Revising My WIP
Working On Dialog Scenes
When I wrote my first draft, I thought every scene that had words in was a dialog scene. I almost cry at how much I didn’t know. I wonder how much I still don’t know.
One of my biggest fears, when I wrote my WIP, was talking heads. That’s a scene where characters talk and talk and talk. But, we don’t know where they are, and nothing seems to happen.
I wrote a lot of dialog scenes without understanding their purpose. So, what are they supposed to do?
Dialog scenes reveal new plot information as well as dimensions of our character, that changes the story trajectory, and our POV emotionally reacts to.
For example, in Jim Butcher’s first Harry Dresden book, Harry goes to a crime scene, and discusses it with his police friend. In that scene, we get a reveal. His friend is under lots of pressure to solve the crime and she expects Harry to drop everything and help her, or else.
Is that a big shift for Harry?
It certainly complicates his life, and move his focus from his real case to this one. It’s not earth-shattering, or so it seems, at the time.
And that’s where reveals are so powerful, if we go back later and see that our story took at turn at the corner of Mundania and Drudgery, and led to something completely different from had been before.
So that we understand, I’m using Jordan Rosenfeld’s template for dialog scenes, as she wrote about them in Make A Scene. At the moment, I have 96 scenes. Seventeen are dialog scenes, and it’s taken me the better part of a week to polish six of them
What am I trying to do in a dialog scene?
I am revealing something in my story that effects my POV in some way.
I real life we’ve all had those conversations where someone drops in oh by the way. We were blind-sided, and emotionally reacted to this new information. Sometimes it was good. Sometimes it wasn’t. So, too, with our POV.
So, what does a dialog scene look like?
Every scene has an opening.
To stay away from talking heads, this is one scene where we want to ground our characters by describing the setting and the people in it.
We want to move quickly into the dialog, which means two people, because we want them to get into a ping-pong match with conflict and opposition. And…we want to start our dialog in such a fashion that we know what the conflict is. This isn’t a suspense scene, so we don’t want to keep our readers guessing why these people are having this conversation.
And…from the start, we want to point everything toward the reveal.
Then we move into the middle of the scene.
Our characters engage in a contest, a give-and-take. They might be trying to convince the other to do something, or just be arguing, or maybe defending themselves. But make no mistake, this conversation is all about winning or losing.
And we don’t have to just use words. We can use other things like body language, details of the setting, important objects, and maybe people are talking around something.
Somewhere in this ping-pong match, new story information is going to pop out. And, wham, our POV caught by surprise. And they are going to react to it, either internally or externally, or both, and they won’t see things the same after that.

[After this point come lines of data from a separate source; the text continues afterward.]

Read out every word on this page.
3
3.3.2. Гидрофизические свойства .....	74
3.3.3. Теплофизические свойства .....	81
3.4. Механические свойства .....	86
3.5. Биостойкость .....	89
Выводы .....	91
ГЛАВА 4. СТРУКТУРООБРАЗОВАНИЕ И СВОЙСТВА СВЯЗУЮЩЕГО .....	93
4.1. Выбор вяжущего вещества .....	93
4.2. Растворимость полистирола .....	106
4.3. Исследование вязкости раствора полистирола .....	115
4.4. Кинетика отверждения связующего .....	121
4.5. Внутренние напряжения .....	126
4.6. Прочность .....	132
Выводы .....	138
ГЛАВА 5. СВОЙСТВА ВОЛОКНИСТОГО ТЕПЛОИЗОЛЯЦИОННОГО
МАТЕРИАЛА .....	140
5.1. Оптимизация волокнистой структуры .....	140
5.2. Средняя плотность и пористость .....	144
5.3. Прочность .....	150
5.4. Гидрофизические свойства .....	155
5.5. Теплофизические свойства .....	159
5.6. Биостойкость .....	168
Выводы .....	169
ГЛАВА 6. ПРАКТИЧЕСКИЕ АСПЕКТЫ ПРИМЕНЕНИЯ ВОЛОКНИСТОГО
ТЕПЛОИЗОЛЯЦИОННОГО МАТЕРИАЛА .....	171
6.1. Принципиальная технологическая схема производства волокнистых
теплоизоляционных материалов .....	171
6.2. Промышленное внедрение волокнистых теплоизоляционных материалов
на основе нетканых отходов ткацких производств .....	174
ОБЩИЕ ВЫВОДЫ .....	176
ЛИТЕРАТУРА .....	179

Then we end our scene with the famous so what?
Maybe our POV character is, emotionally, deeply disturbed by the revelation. Or they are trying to intellectually process the information. Maybe they resolve to take action based on what they just heard.
How am I doing in revealing stuff in my dialog?
This has been harder than I thought. I presumed familiarity I shouldn’t have.
When I wrote my first draft, I composed 84 scenes, I followed the scene – sequel approach taught by Jack Bickham’s Scene and Structure, thinking of all my scenes as dialog. And when I read Jordan Rosenfeld’s Make A Scene, I thought I understood the revelation concept. And, in my first revision, I wrote what I thought should be dialog scenes.
But, in looking at the six I have worked on so far, I’ve not been impressed. After my first scene, my next three scenes are dialog, and none of the reveals seemed earth shattering. But the next three, a bit further on in Part One, do alter the story, reveal something shocking about a character, or warn the reader that trouble is brewing.
So, before I start characterization, I will go back and review these first three dialog scenes. I’m pretty sure dialog is the right scene type, because I’m still introducing my characters. But I can’t just assume milk toast reveals early in the story. That sounds like a good way to lose readers.
As I went into my scenes, I noticed that some of them started very slowly. And, instead of getting quickly into my dialog, they meandered. After thinking about it, I shortened some of the opening. But, for one of them, I broke it into two scenes. I will rework the early material into a suspense scene. I reordered the dialog part of the scene, and I think it’s much stronger now.
I’m up to 96 scenes now. I fixed six dialog scenes in four days. But that means I still have eleven dialog scenes to finish. I hope I can do that in the next week.
I’m despairing that I will finish my story in 2015. Gawk.